If that list is changing, in the sense of new items added or existing items removed, and that list is part of a form, then you're likely to run into rewind problems in the sense that the rewind mechanism will discover your data is stale. Whether the stale data is a problem depends on how you position the tradeoff between user inconvenience and data integrity.

The database analogy concerns the risk of lost updates to a particular record - so clearly when the problem arises, you need to address it in favour of data integrity rather than user convenience.

I'd argue that the Tapestry rewind process can over-favour data integrity at the expense of the end users. Why? Because if your list is changing more than a few times a minute, then a stale form between requests is quite likely. Suppose the list on average contains 20 items. Then for every item change there is only 1/20 chance that the change would actually affect the item the user is interested in. Stale data would only really be a problem from the users point of view if the record you are interested in is deleted. Of course, without rewind, the application would need to pick this up, which it should be doing gracefully anway.

Even with rewind, you still need database versioning to maintain the integrity of individual records. The rewind process in general does not help with this.



Mark Stang wrote:

Which is wrong in so many ways...

We are doing this backwards!  The session is what must be considered current 
not the request.  If I store state in request and then delete something in 
another request, when the first request returns data is missing, bad things 
happen!

Ignore the request if it doesn't match the current state of the session.  Rewind does a 
very nice job.  The very first time it finds something out of sync, it tosses you out and 
quits trying to do the rewind.  I need to make it more robust so that I can detect the 
rewind at the beginning before bad things happen.  I suspect there is a way to fool it by 
using the same screen and changing it so it "matches" the rewind, but screws up 
the data.  Right now my screens are so different that the rewind bails on finding 
mis-matched fields, which is a good thing.
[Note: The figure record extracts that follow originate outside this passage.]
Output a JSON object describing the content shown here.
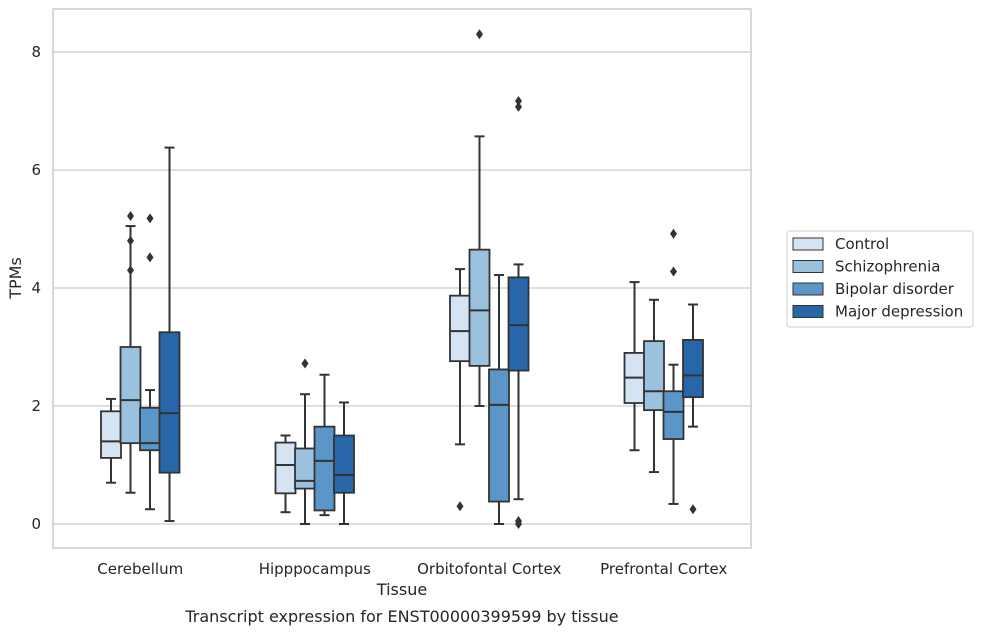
{
  "chart_data": {
    "type": "box",
    "title": "",
    "caption": "Transcript expression for ENST00000399599 by tissue",
    "xlabel": "Tissue",
    "ylabel": "TPMs",
    "ylim": [
      -0.4,
      8.75
    ],
    "yticks": [
      0,
      2,
      4,
      6,
      8
    ],
    "grid": "horizontal",
    "legend_position": "right",
    "categories": [
      "Cerebellum",
      "Hipppocampus",
      "Orbitofontal Cortex",
      "Prefrontal Cortex"
    ],
    "series": [
      {
        "name": "Control",
        "color": "#d4e4f2",
        "boxes": [
          {
            "whislo": 0.7,
            "q1": 1.12,
            "med": 1.4,
            "q3": 1.91,
            "whishi": 2.12,
            "fliers": []
          },
          {
            "whislo": 0.2,
            "q1": 0.52,
            "med": 1.0,
            "q3": 1.38,
            "whishi": 1.5,
            "fliers": []
          },
          {
            "whislo": 1.35,
            "q1": 2.76,
            "med": 3.27,
            "q3": 3.87,
            "whishi": 4.32,
            "fliers": [
              0.3
            ]
          },
          {
            "whislo": 1.25,
            "q1": 2.05,
            "med": 2.48,
            "q3": 2.9,
            "whishi": 4.1,
            "fliers": []
          }
        ]
      },
      {
        "name": "Schizophrenia",
        "color": "#9ac1dd",
        "boxes": [
          {
            "whislo": 0.53,
            "q1": 1.37,
            "med": 2.1,
            "q3": 3.0,
            "whishi": 5.05,
            "fliers": [
              5.22,
              4.8,
              4.3
            ]
          },
          {
            "whislo": 0.0,
            "q1": 0.6,
            "med": 0.73,
            "q3": 1.28,
            "whishi": 2.2,
            "fliers": [
              2.72
            ]
          },
          {
            "whislo": 2.0,
            "q1": 2.68,
            "med": 3.62,
            "q3": 4.65,
            "whishi": 6.57,
            "fliers": [
              8.3
            ]
          },
          {
            "whislo": 0.88,
            "q1": 1.93,
            "med": 2.25,
            "q3": 3.1,
            "whishi": 3.8,
            "fliers": []
          }
        ]
      },
      {
        "name": "Bipolar disorder",
        "color": "#5a96c8",
        "boxes": [
          {
            "whislo": 0.25,
            "q1": 1.25,
            "med": 1.37,
            "q3": 1.97,
            "whishi": 2.27,
            "fliers": [
              5.18,
              4.52
            ]
          },
          {
            "whislo": 0.15,
            "q1": 0.23,
            "med": 1.07,
            "q3": 1.65,
            "whishi": 2.53,
            "fliers": []
          },
          {
            "whislo": 0.0,
            "q1": 0.38,
            "med": 2.02,
            "q3": 2.62,
            "whishi": 4.22,
            "fliers": []
          },
          {
            "whislo": 0.34,
            "q1": 1.44,
            "med": 1.9,
            "q3": 2.25,
            "whishi": 2.7,
            "fliers": [
              4.92,
              4.28
            ]
          }
        ]
      },
      {
        "name": "Major depression",
        "color": "#2767a9",
        "boxes": [
          {
            "whislo": 0.05,
            "q1": 0.87,
            "med": 1.88,
            "q3": 3.25,
            "whishi": 6.38,
            "fliers": []
          },
          {
            "whislo": 0.0,
            "q1": 0.53,
            "med": 0.83,
            "q3": 1.5,
            "whishi": 2.06,
            "fliers": []
          },
          {
            "whislo": 0.42,
            "q1": 2.6,
            "med": 3.37,
            "q3": 4.18,
            "whishi": 4.4,
            "fliers": [
              7.17,
              7.07,
              0.05,
              0.0
            ]
          },
          {
            "whislo": 1.65,
            "q1": 2.15,
            "med": 2.52,
            "q3": 3.12,
            "whishi": 3.72,
            "fliers": [
              0.25
            ]
          }
        ]
      }
    ]
  }
}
Detect that the user has done something wrong, warn them and move on!

I think Howard should put in a "token" that changes with every screen randomly 
and if it doesn't match what is happening, then throw them out!!!

This is a common technique with databases.  When you save data, put in a 
timestamp.  When it comes time to update the same data, if the timestamp 
doesn't match, then they don't have the current data, throw them out!  Now 
databases have a nicer interface, they can override the timestamp and force it 
to save it anyway.  Of course, other rows and your entire data model might get 
out of sync if they did that!  What we have here is last one in wins, all 
others are rejected!  Tapestry has a good start on that process.

regards,

Mark


-----Original Message----- From: Howard Lewis Ship [mailto:[EMAIL PROTECTED] Sent: Fri 5/6/2005 12:55 PM To: Tapestry users; Michael Musson Subject: Re: As a User, which two items would you personally most like to see in the next Tapestry Release?

Yes, and persistent properties on the client help ensure that the appllication state stays associated with the request not the session.

On 5/6/05, Michael Musson <[EMAIL PROTECTED]> wrote:


One example like what I think Patrick is saying is the evil browser
back button. One benefit of pushing persistence to the form like .NET
is that the "context" stays in sync with the browser (ie. I go back to
a previous version of the page (now stale) but the embeded context is
also stale (consistent with the page).

On May 6, 2005, at 1:30 PM, Patrick Casey wrote:


Just curious: can you come up with a case when you will get a stale
link
problem if you use If and For instead of Foreach, etc?